The Fresno County Bar Association provides a low-cost means for an individual to seek initial assistance in all matters of a legal nature. Local attorneys register with the Bar Association and agree to an initial fixed consultation fee, which can later be negotiated if that attorney is later retained. Two years ago the Public Defender’s Office was cut too severely and there were insufficient attorneys to handle all the work. The Bar referral service was able to provide a list of competent attorneys to be appointed on those cases. This ready pool assured virtually no delays to the cases. Unfortunately, the County was still obligated to pay for these private appointed attorneys. Since then, the County has restored funding to provide enough attorneys in the Public Defender’s office to avoid this problem.
As president of the Fresno County Bar Association, what reasons would you give to encourage attorneys to join the Bar, Kenneth?

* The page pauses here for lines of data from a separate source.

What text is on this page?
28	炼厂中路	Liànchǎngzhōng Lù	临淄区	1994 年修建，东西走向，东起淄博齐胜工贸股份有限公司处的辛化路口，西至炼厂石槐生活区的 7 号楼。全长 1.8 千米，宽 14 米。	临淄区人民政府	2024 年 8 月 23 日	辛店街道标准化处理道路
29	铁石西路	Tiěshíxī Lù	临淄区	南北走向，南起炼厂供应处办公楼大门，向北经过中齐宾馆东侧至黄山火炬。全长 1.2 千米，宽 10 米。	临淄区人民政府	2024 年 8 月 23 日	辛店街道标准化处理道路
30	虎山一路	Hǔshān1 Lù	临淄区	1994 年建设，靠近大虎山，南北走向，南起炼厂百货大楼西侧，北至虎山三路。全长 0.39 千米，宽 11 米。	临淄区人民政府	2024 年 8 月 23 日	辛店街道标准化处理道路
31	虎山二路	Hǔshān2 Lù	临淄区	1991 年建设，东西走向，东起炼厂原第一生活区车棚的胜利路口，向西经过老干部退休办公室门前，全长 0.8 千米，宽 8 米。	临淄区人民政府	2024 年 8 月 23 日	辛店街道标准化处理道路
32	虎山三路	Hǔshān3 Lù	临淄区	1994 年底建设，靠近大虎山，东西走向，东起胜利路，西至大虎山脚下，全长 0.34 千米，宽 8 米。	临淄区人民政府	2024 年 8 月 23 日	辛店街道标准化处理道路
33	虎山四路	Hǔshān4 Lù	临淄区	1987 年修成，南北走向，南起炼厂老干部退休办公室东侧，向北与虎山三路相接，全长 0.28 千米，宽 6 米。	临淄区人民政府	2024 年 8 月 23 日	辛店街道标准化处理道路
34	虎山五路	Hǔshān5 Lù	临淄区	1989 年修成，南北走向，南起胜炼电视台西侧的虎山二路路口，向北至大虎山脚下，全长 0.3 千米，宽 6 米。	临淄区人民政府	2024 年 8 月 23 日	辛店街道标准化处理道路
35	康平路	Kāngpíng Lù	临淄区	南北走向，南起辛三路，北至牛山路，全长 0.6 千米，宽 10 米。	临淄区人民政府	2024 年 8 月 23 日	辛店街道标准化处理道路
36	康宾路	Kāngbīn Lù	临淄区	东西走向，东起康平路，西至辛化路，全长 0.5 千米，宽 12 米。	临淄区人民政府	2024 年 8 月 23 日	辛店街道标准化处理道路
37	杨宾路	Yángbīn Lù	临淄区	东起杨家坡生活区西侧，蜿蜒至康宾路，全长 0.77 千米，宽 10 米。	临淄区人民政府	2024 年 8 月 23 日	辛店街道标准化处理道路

I joined the Bar Association at an early stage in my profession as a means to have contact with other attorneys who were not necessarily practicing in the same field as mine. I believe all attorneys have common issues that we deal with and the social interaction provides an opportunity to advance the legal profession for all of us. I believe to better promote the integrity, civility and diversity of our profession it is important for all attorneys to join and support one key organization that encompasses all. This provides a unified voice for key issues such as the cut in funding to our courts. Courts are the forum that we all practice in and cutting access to courts impacts our ability to do our job and assure justice for all.
What are your roots in the San Joaquin Valley, Kenneth?

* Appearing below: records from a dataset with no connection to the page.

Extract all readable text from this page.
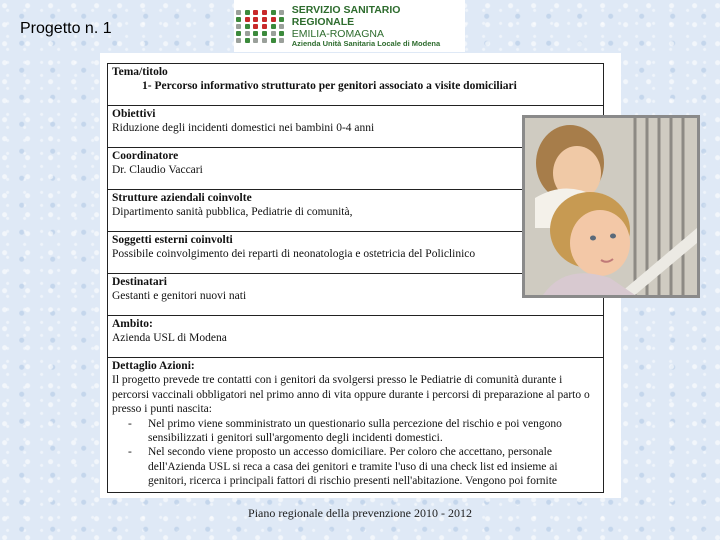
Progetto n. 1
SERVIZIO SANITARIO REGIONALE
EMILIA-ROMAGNA
Azienda Unità Sanitaria Locale di Modena
Tema/titolo
1- Percorso informativo strutturato per genitori associato a visite domiciliari

Obiettivi
Riduzione degli incidenti domestici nei bambini 0-4 anni

Coordinatore
Dr. Claudio Vaccari

Strutture aziendali coinvolte
Dipartimento sanità pubblica, Pediatrie di comunità,

Soggetti esterni coinvolti
Possibile coinvolgimento dei reparti di neonatologia e ostetricia del Policlinico

Destinatari
Gestanti e genitori nuovi nati

Ambito:
Azienda USL di Modena

Dettaglio Azioni:
Il progetto prevede tre contatti con i genitori da svolgersi presso le Pediatrie di comunità durante i percorsi vaccinali obbligatori nel primo anno di vita oppure durante i percorsi di preparazione al parto o presso i punti nascita:
- Nel primo viene somministrato un questionario sulla percezione del rischio e poi vengono sensibilizzati i genitori sull'argomento degli incidenti domestici.
- Nel secondo viene proposto un accesso domiciliare. Per coloro che accettano, personale dell'Azienda USL si reca a casa dei genitori e tramite l'uso di una check list ed insieme ai genitori, ricerca i principali fattori di rischio presenti nell'abitazione. Vengono poi fornite
Piano regionale della prevenzione 2010 - 2012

I was born in Fresno. My parents had a small mom and pop grocery store in West Fresno. Later, they joined with my grandparents and uncle to operate Boys Market, which was just off Highway 99 at Stanislaus. I attended Roeding Elementary School, Cooper Junior High and graduated from Fresno High. My lifelong friends attended the same schools and we were all boy scouts in the same troop.
What do you do in your spare time, Kenneth?
Besides being the President of the Fresno County Bar Association, I am the co-chair with the Fresno-Kochi Japan sister-cities program, which cuts into my spare time. I have season theatre tickets in San Francisco. I am an avid fresh and saltwater fisherman. I play senior softball and manage three softball teams, and am a diehard Dodgers fan.